Displaced Writers? - Zum kulturellen Selbstverständnis Jiddischer DP-Schriftsteller in Deutschland, von Tamar Lewinsky.

Das Thema des Beitrags ordnet sich in den historischen Kontext der unmittelbaren Nachkriegsjahre ein, als in Deutschland für einige Jahre eine zeitweilige jiddischsprachige Gemeinschaft, die "She'erit Hapletah", entstand. Besonders auf sozialem und kulturellem Gebiet erbrachte die "She'erit Hapletah" erstaunliche Leistungen. Nach der Befreiung nahm die Presse eine zentrale Stellung im Leben der jüdischen DPs ein. So entstanden zwischen 1945-1950 rund 80 Zeitungen und Zeitschriften. Allen Zeitungen gemeinsam war die hohe Priorität, die sie literarischen Texten einräumte. Zusammen mit den rund 30 belletristischen Büchern, die zwischen 1947 und 1949 erschienen, bilden diese Texte eine reiche Quelle zur Erforschung jüdischer kultureller Aktivität im Nachkriegsdeutschland. In dem Beitrag soll die Bedeutung literarischer Produktivität für das Selbstverständnis der Schriftsteller und Journalisten der "She'erit Hapletah" im Allgemeinen und des Schriftstellerverbandes, der zwischen 1946 und 1949 mit Sitz in München existierte, im Besonderen diskutiert und unter den Aspekten von Abgrenzung und diachroner bzw. synchroner Integration in die "goldene keyt" - die goldene Kette jiddischer Literatur - die allmähliche Herausbildung einer Gruppenidentität beschrieben werden. Damit bildet dieser Beitrag eine Art Prolog zum Kapitel "Literatur, Kunst und Kultur", indem die Literatur einer Gruppe dargestellt wird, welche zwar die Auseinandersetzung mit Deutschland ablehnte, gleichzeitig aber durch ihre Territorialität geprägt war.

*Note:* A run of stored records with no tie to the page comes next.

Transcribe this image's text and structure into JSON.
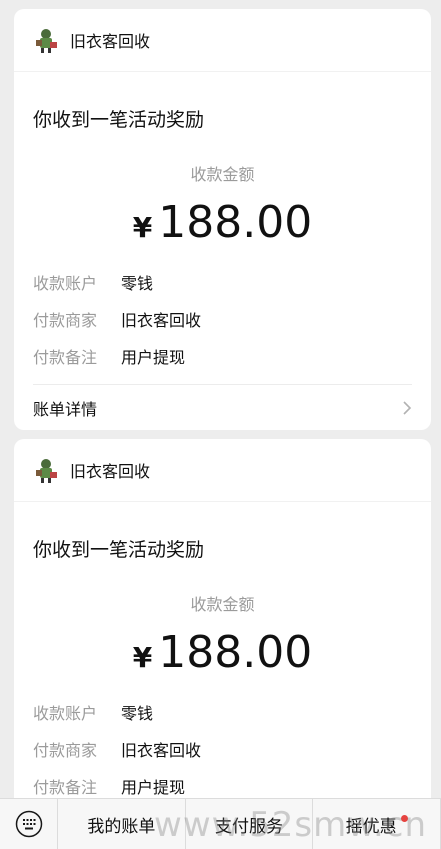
{
  "cards": [
    {
      "merchant": "旧衣客回收",
      "headline": "你收到一笔活动奖励",
      "amount_label": "收款金额",
      "currency": "¥",
      "amount": "188.00",
      "rows": [
        {
          "label": "收款账户",
          "value": "零钱"
        },
        {
          "label": "付款商家",
          "value": "旧衣客回收"
        },
        {
          "label": "付款备注",
          "value": "用户提现"
        }
      ],
      "detail_link": "账单详情"
    },
    {
      "merchant": "旧衣客回收",
      "headline": "你收到一笔活动奖励",
      "amount_label": "收款金额",
      "currency": "¥",
      "amount": "188.00",
      "rows": [
        {
          "label": "收款账户",
          "value": "零钱"
        },
        {
          "label": "付款商家",
          "value": "旧衣客回收"
        },
        {
          "label": "付款备注",
          "value": "用户提现"
        }
      ]
    }
  ],
  "bottom_menu": {
    "items": [
      "我的账单",
      "支付服务",
      "摇优惠"
    ],
    "badge_color": "#e64340"
  },
  "watermark": "www.52smw.cn"
}
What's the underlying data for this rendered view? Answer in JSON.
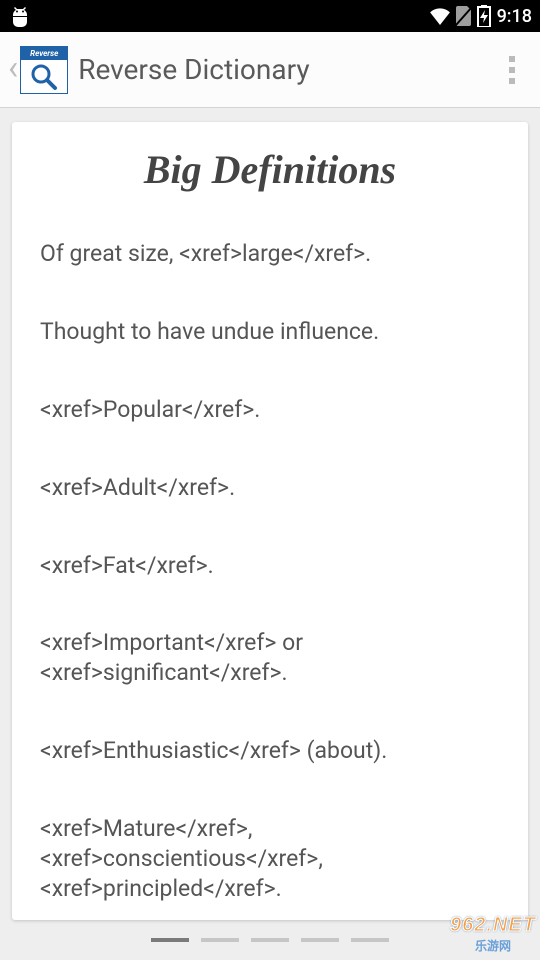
{
  "status": {
    "time": "9:18"
  },
  "appbar": {
    "icon_banner": "Reverse Dict.",
    "title": "Reverse Dictionary"
  },
  "card": {
    "heading": "Big Definitions",
    "definitions": [
      "Of great size, <xref>large</xref>.",
      "Thought to have undue influence.",
      "<xref>Popular</xref>.",
      "<xref>Adult</xref>.",
      "<xref>Fat</xref>.",
      "<xref>Important</xref> or <xref>significant</xref>.",
      "<xref>Enthusiastic</xref> (about).",
      "<xref>Mature</xref>, <xref>conscientious</xref>, <xref>principled</xref>."
    ]
  },
  "pager": {
    "count": 5,
    "active": 0
  },
  "watermark": {
    "domain": "962.NET",
    "sub": "乐游网"
  }
}
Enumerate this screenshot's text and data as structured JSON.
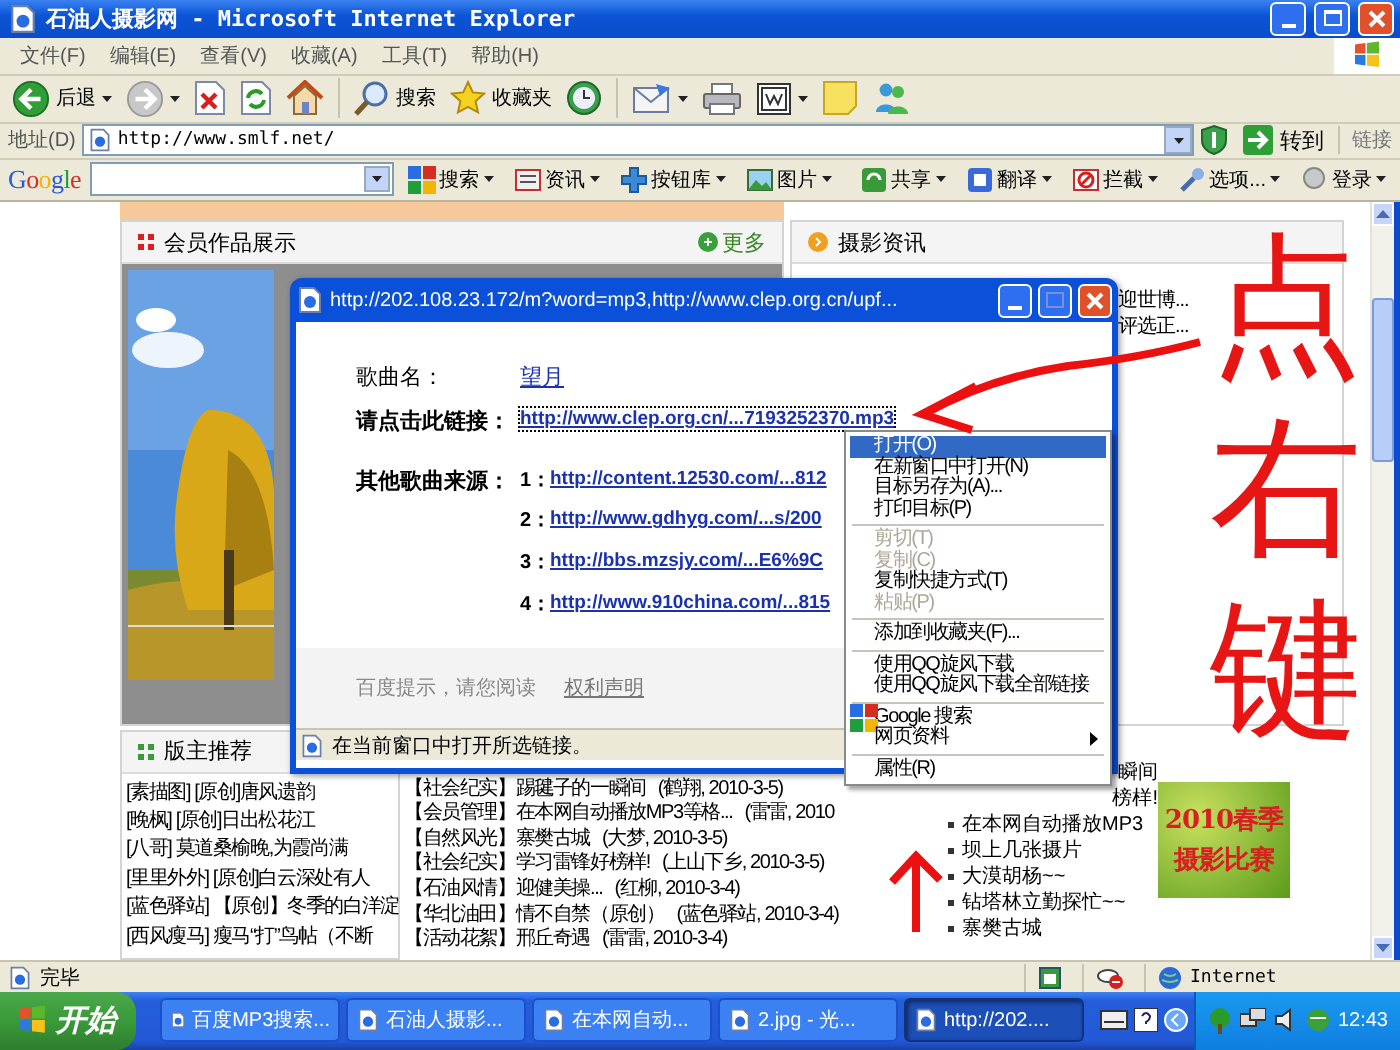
{
  "window": {
    "title": "石油人摄影网 - Microsoft Internet Explorer"
  },
  "menu_bar": [
    "文件(F)",
    "编辑(E)",
    "查看(V)",
    "收藏(A)",
    "工具(T)",
    "帮助(H)"
  ],
  "toolbar": {
    "back": "后退",
    "search": "搜索",
    "favorites": "收藏夹"
  },
  "address_bar": {
    "label": "地址(D)",
    "url": "http://www.smlf.net/",
    "go": "转到",
    "links": "链接"
  },
  "google_bar": {
    "logo": "Google",
    "search": "搜索",
    "left_buttons": [
      "资讯",
      "按钮库",
      "图片"
    ],
    "right_buttons": [
      "共享",
      "翻译",
      "拦截",
      "选项...",
      "登录"
    ]
  },
  "page": {
    "gallery": {
      "title": "会员作品展示",
      "more": "更多"
    },
    "news": {
      "title": "摄影资讯",
      "items": [
        "迎世博...",
        "评选正..."
      ]
    },
    "recommend": {
      "title": "版主推荐",
      "items": [
        "[素描图] [原创]唐风遗韵",
        "[晚枫] [原创]日出松花江",
        "[八哥] 莫道桑榆晚,为霞尚满",
        "[里里外外] [原创]白云深处有人",
        "[蓝色驿站] 【原创】冬季的白洋淀",
        "[西风瘦马] 瘦马“打”鸟帖（不断"
      ]
    },
    "articles": [
      {
        "title": "【社会纪实】踢毽子的一瞬间",
        "meta": "(鹤翔, 2010-3-5)"
      },
      {
        "title": "【会员管理】在本网自动播放MP3等格...",
        "meta": "(雷雷, 2010"
      },
      {
        "title": "【自然风光】寨樊古城",
        "meta": "(大梦, 2010-3-5)"
      },
      {
        "title": "【社会纪实】学习雷锋好榜样!",
        "meta": "(上山下乡, 2010-3-5)"
      },
      {
        "title": "【石油风情】迎健美操...",
        "meta": "(红柳, 2010-3-4)"
      },
      {
        "title": "【华北油田】情不自禁（原创）",
        "meta": "(蓝色驿站, 2010-3-4)"
      },
      {
        "title": "【活动花絮】邢丘奇遇",
        "meta": "(雷雷, 2010-3-4)"
      }
    ],
    "side_list": [
      {
        "kind": "fragment",
        "text": "瞬间"
      },
      {
        "kind": "fragment",
        "text": "榜样!"
      },
      {
        "kind": "bullet",
        "text": "在本网自动播放MP3"
      },
      {
        "kind": "bullet",
        "text": "坝上几张摄片"
      },
      {
        "kind": "bullet",
        "text": "大漠胡杨~~"
      },
      {
        "kind": "bullet",
        "text": "钻塔林立勤探忙~~"
      },
      {
        "kind": "bullet",
        "text": "寨樊古城"
      }
    ],
    "banner": {
      "lines": [
        "2010春季",
        "摄影比赛"
      ]
    }
  },
  "popup": {
    "title": "http://202.108.23.172/m?word=mp3,http://www.clep.org.cn/upf...",
    "song_label": "歌曲名：",
    "song": "望月",
    "link_label": "请点击此链接：",
    "link": "http://www.clep.org.cn/...7193252370.mp3",
    "other_label": "其他歌曲来源：",
    "sources": [
      {
        "index": "1：",
        "url": "http://content.12530.com/...812"
      },
      {
        "index": "2：",
        "url": "http://www.gdhyg.com/...s/200"
      },
      {
        "index": "3：",
        "url": "http://bbs.mzsjy.com/...E6%9C"
      },
      {
        "index": "4：",
        "url": "http://www.910china.com/...815"
      }
    ],
    "footer_note": "百度提示，请您阅读",
    "footer_link": "权利声明",
    "status": "在当前窗口中打开所选链接。"
  },
  "context_menu": {
    "groups": [
      [
        {
          "kind": "plain",
          "label": "打开(O)",
          "selected": true,
          "disabled": false
        },
        {
          "kind": "plain",
          "label": "在新窗口中打开(N)",
          "selected": false,
          "disabled": false
        },
        {
          "kind": "plain",
          "label": "目标另存为(A)...",
          "selected": false,
          "disabled": false
        },
        {
          "kind": "plain",
          "label": "打印目标(P)",
          "selected": false,
          "disabled": false
        }
      ],
      [
        {
          "kind": "plain",
          "label": "剪切(T)",
          "selected": false,
          "disabled": true
        },
        {
          "kind": "plain",
          "label": "复制(C)",
          "selected": false,
          "disabled": true
        },
        {
          "kind": "plain",
          "label": "复制快捷方式(T)",
          "selected": false,
          "disabled": false
        },
        {
          "kind": "plain",
          "label": "粘贴(P)",
          "selected": false,
          "disabled": true
        }
      ],
      [
        {
          "kind": "plain",
          "label": "添加到收藏夹(F)...",
          "selected": false,
          "disabled": false
        }
      ],
      [
        {
          "kind": "plain",
          "label": "使用QQ旋风下载",
          "selected": false,
          "disabled": false
        },
        {
          "kind": "plain",
          "label": "使用QQ旋风下载全部链接",
          "selected": false,
          "disabled": false
        }
      ],
      [
        {
          "kind": "google",
          "label": "Google 搜索",
          "selected": false,
          "disabled": false
        },
        {
          "kind": "submenu",
          "label": "网页资料",
          "selected": false,
          "disabled": false
        }
      ],
      [
        {
          "kind": "plain",
          "label": "属性(R)",
          "selected": false,
          "disabled": false
        }
      ]
    ]
  },
  "annotation": {
    "text": "点右键"
  },
  "status_bar": {
    "text": "完毕",
    "zone": "Internet"
  },
  "taskbar": {
    "start": "开始",
    "tasks": [
      {
        "label": "百度MP3搜索...",
        "selected": false
      },
      {
        "label": "石油人摄影...",
        "selected": false
      },
      {
        "label": "在本网自动...",
        "selected": false
      },
      {
        "label": "2.jpg - 光...",
        "selected": false
      },
      {
        "label": "http://202....",
        "selected": true
      }
    ],
    "clock": "12:43"
  }
}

Tamar Lewinsky M.A. (München), Studium der Linguistik, Hebraistik, Jiddistik, Jüdischen Studien und Germanistik in Zürich, Jerusalem, Duisburg und Düsseldorf. Zur Zeit Lektorin für Jiddische Sprache am Lehrstuhl für Jüdische Geschichte und Kultur an der Ludwig-Maximilians-Universität in München.